В сентябре по радио, которое у моей матери было включено всегда, как форточка приоткрыта, правда, на тихий-тихий звук, и так же как форточка незамечаемо проветривало нашу частную закупоренность общественным сквознячком, прошло несколько передач для юношества, молодежи и вообще населения о важности неравнодушия. О необходимости вторжения в чужую жизнь, если что-то в ней задевает. Был выдвинут и за несколько дней получил статус комсомольско-государственного лозунг «Никто не посторонний». Первоисточником была статья Виктора Либергауза в журнале «Костер». Обсуждения, очерки, литературно-музыкальные композиции начинались со ссылок на нее. В газетах появилась постоянная рубрика «Почин Виктора». Парадный номер «Костра» сиял на стенде «Новинки, о которых говорят» в школьной библиотеке, перетянутый медной проволокой, – на руки его не выдавали. Наконец я подкараулил его зачитанного братца.
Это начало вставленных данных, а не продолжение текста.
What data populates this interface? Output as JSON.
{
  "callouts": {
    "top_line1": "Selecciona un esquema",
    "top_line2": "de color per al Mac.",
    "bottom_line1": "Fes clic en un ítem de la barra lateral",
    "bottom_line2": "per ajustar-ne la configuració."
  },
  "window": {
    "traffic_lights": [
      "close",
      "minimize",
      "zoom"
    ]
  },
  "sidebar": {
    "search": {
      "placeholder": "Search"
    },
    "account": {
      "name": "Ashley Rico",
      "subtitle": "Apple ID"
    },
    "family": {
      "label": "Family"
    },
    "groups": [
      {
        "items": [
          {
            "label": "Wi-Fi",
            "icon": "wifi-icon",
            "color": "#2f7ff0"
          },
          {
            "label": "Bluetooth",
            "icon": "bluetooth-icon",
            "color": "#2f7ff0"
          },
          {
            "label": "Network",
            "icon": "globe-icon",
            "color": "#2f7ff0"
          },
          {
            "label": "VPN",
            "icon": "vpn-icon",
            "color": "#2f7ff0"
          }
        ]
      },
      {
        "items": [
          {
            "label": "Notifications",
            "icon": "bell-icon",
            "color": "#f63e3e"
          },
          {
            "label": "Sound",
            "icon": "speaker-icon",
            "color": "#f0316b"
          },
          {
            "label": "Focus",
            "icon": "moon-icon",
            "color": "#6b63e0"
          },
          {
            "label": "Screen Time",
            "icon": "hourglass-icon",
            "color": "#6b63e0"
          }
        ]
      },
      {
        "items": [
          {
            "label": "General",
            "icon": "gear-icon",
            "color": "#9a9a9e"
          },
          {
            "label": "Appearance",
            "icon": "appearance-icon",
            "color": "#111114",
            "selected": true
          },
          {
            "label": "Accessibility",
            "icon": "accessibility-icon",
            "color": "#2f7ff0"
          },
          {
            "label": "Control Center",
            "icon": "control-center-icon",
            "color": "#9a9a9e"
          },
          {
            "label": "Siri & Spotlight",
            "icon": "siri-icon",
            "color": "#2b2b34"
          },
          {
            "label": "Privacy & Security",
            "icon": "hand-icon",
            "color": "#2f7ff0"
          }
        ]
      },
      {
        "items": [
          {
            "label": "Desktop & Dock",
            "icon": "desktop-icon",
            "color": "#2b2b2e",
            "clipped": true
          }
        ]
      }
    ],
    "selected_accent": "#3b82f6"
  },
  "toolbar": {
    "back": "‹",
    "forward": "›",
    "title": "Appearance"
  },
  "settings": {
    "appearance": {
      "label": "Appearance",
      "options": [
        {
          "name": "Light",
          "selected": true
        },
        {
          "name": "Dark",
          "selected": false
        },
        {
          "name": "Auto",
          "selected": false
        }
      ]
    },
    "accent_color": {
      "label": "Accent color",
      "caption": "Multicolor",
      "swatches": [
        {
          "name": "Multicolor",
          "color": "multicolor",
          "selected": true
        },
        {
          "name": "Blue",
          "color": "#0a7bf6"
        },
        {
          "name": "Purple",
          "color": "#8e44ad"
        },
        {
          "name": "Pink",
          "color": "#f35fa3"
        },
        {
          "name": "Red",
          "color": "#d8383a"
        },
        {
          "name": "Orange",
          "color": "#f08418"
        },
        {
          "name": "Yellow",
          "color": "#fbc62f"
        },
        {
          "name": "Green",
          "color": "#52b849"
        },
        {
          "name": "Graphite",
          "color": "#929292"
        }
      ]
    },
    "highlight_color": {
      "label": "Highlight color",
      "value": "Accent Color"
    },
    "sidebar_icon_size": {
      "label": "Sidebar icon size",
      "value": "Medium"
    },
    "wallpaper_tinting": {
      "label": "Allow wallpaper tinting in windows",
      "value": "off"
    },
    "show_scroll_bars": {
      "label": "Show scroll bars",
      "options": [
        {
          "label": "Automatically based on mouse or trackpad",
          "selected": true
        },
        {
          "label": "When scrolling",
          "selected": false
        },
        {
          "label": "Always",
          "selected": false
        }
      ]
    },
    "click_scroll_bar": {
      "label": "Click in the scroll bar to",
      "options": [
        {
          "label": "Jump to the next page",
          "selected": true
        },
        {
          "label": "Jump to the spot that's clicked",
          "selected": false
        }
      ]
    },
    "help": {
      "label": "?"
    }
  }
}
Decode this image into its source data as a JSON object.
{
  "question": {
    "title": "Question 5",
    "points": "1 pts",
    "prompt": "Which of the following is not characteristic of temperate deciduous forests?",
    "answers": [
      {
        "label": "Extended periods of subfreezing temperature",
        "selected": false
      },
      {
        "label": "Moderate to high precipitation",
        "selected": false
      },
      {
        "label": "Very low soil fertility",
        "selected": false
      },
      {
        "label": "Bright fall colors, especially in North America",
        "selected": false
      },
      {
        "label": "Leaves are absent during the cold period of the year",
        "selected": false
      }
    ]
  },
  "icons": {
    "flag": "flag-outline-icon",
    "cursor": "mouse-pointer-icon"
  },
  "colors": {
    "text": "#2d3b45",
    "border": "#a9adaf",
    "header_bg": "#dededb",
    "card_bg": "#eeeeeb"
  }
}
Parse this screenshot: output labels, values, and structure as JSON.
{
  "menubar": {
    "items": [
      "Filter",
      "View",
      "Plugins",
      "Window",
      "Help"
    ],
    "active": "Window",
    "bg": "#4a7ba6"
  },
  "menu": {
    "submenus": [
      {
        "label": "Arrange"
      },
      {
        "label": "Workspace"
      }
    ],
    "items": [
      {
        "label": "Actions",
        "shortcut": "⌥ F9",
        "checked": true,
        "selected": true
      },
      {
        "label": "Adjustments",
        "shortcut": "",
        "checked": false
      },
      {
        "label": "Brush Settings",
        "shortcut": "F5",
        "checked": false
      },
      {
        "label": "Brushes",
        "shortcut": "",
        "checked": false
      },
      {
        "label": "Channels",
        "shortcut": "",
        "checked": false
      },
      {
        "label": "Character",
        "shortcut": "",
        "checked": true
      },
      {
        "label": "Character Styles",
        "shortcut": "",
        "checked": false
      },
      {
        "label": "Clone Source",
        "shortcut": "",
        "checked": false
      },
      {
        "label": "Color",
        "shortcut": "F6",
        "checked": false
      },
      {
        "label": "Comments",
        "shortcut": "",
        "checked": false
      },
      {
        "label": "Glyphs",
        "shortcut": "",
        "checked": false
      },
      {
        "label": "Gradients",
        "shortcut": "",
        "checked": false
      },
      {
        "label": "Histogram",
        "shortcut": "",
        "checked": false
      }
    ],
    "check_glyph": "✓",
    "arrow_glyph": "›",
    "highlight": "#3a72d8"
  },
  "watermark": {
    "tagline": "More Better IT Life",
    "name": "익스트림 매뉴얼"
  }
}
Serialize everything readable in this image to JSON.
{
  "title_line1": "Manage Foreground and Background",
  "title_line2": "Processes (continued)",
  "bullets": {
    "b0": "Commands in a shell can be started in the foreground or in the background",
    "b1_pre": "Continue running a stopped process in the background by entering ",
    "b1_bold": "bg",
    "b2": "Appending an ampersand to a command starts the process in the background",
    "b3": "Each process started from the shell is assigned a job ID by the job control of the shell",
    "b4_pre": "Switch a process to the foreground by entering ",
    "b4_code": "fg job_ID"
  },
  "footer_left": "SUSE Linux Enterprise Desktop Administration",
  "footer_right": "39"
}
Как Витя входил в подробности плодово-ягодной агрономии и участия в ней детских заведений на Псковской земле, как оценивал достижения и проблемы, уложилось в два первых абзаца. После этого начиналась история чепэ, с которым он столкнулся и в котором принял личное участие. Рискованное. В одном из небольших совхозов за ночь была снята с кустов черная смородина на площади трех соток. Подозрение пало на ближайший пионерлагерь. На пионеров нажали, выявились зачинщики, было подготовлено решение о снятии с них красных галстуков и отправке в город. На плацу, где проходили торжественные линейки, сошлась вся дружина и воспитатели. Открыли общее собрание, обличения и позор набирали силу, когда слово попросил тогда еще никому не известный Витя. А ты кто такой, спросил старший вожатый. Витя назвался, объяснил, как здесь оказался, предъявил командировочное удостоверение. После чего сказал: «Но выйти перед вами меня заставила, буквально вытолкнула, моя личная нравственная позиция. Я сам был председателем совета отряда и знаю, как уходит из-под ног почва у тех, кто попадает в такой переплет. И что испытывают при этом рядовые пионеры и председатель. Вы назвали виновных, но достаточных доказательств вины не привели. Ягодный участок не охраняется, как прописано в инструкции. Это мог сделать любой из местных жителей, на чьей плите в эти дни варилось варенье. Это мог сделать любой дачник, для которого совхозные кусты – ничьи. Это мог сделать цыган, который в воскресенье торговал на рынке в райцентре. Это мог сделать я – и как бы вы могли меня опровергнуть, если бы я сделал признание?»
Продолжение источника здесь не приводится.